The military intervention by Russia on the behalf of the Assad regime has led to a rapid reversal in the course of the fighting. Pro-Regime forces have made sizeable gains on the ground and are on the verge of circling Aleppo, Syria's biggest city. The western media has swung from predicting Assad's imminent downfall to predicting an eventual victory for his forces. This swift turnaround in predictions ignores one central point in all foreign military expeditions in the modern era which is summed up in David Petraeus's comment on American policy on that country's occupation of Iraq; "tell me how this ends."
It is entirely feasible and indeed likely that with a combination of indiscriminate Russian air power and foreign Shia troops that pro-regime forces could defeat all the rebels including ISIS and occupy much of the territory lost in the civil war, but maintaining order would entail permanent military occupation as the conflict would undoubtedly shift into one of guerrilla warfare where control of territory is less important than grinding down the occupying army in terms of men, morale and money following Mao Tse Tung's maxim that guerrilla warfare is about "trading space for time". As conflicts from Vietnam and Afghanistan in the Cold War era to our generation's post 9/11 war have shown, winning every engagement is no good if the population is resolutely against you. Sooner or later your bank account or patience runs dry.

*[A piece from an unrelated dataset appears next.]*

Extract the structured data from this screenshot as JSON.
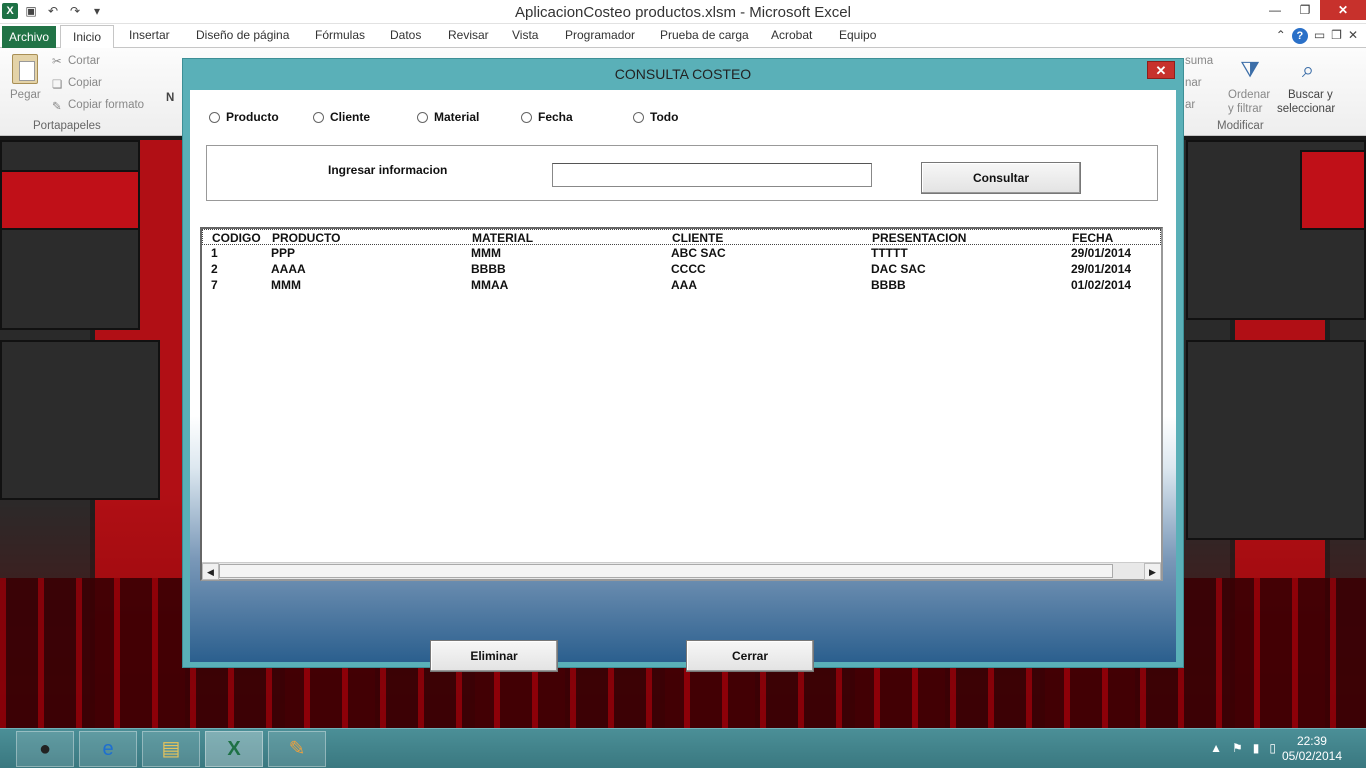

In the context of Syria, there is the added frisson that Assad's indigenous armed forces have been degraded to such an extent that it would be impossible to maintain control over the country without most of the boots on the ground coming from Assad's foreign allies. What would result would be the sectarian repression of Sunni Syrians in their own country by foreign Shia and Christian troops broadcast throughout the Sunni world by Al Jazeera and spreading virally on the internet. It is not an exaggeration that such a scenario would lead Syria being a source of anger among Sunnis equal to the Palestinian situation, perhaps more given the novelty of the event is likely to increase the injustice that young Muslims feel over it.
Short sighted commentators in the West commend Putin's actions in backing Assad in Syria as they believe it will keep us safe from ISIS. If anything it will increase the threat that ISIS poses to us by reinforcing their narrative of a cosmic war between believers and infidels. In their earlier incarnations in the late 2000s, ISIS have had much experience of existing with little to no actual territory controlled, and not only would still be able to organise terrorist outrages in the West but would find that their level of support may rise as they would be able to pose as the only defender of Syrian Muslims, especially if the Russians efforts to destroy the moderate opposition are successful.
The streets of Britain will be less rather than more safe if Assad achieves a 'victory' over the rebels. Isis will have a powerful new recruiting tool and tensions between the Sunni and Shia communities in the UK, may reach the level of tension of that between Muslim and Jewish communities. If Syria does turn from a 'war of space' into a 'war of time' then the after effects of the conflict could affect us here in Europe for several generations.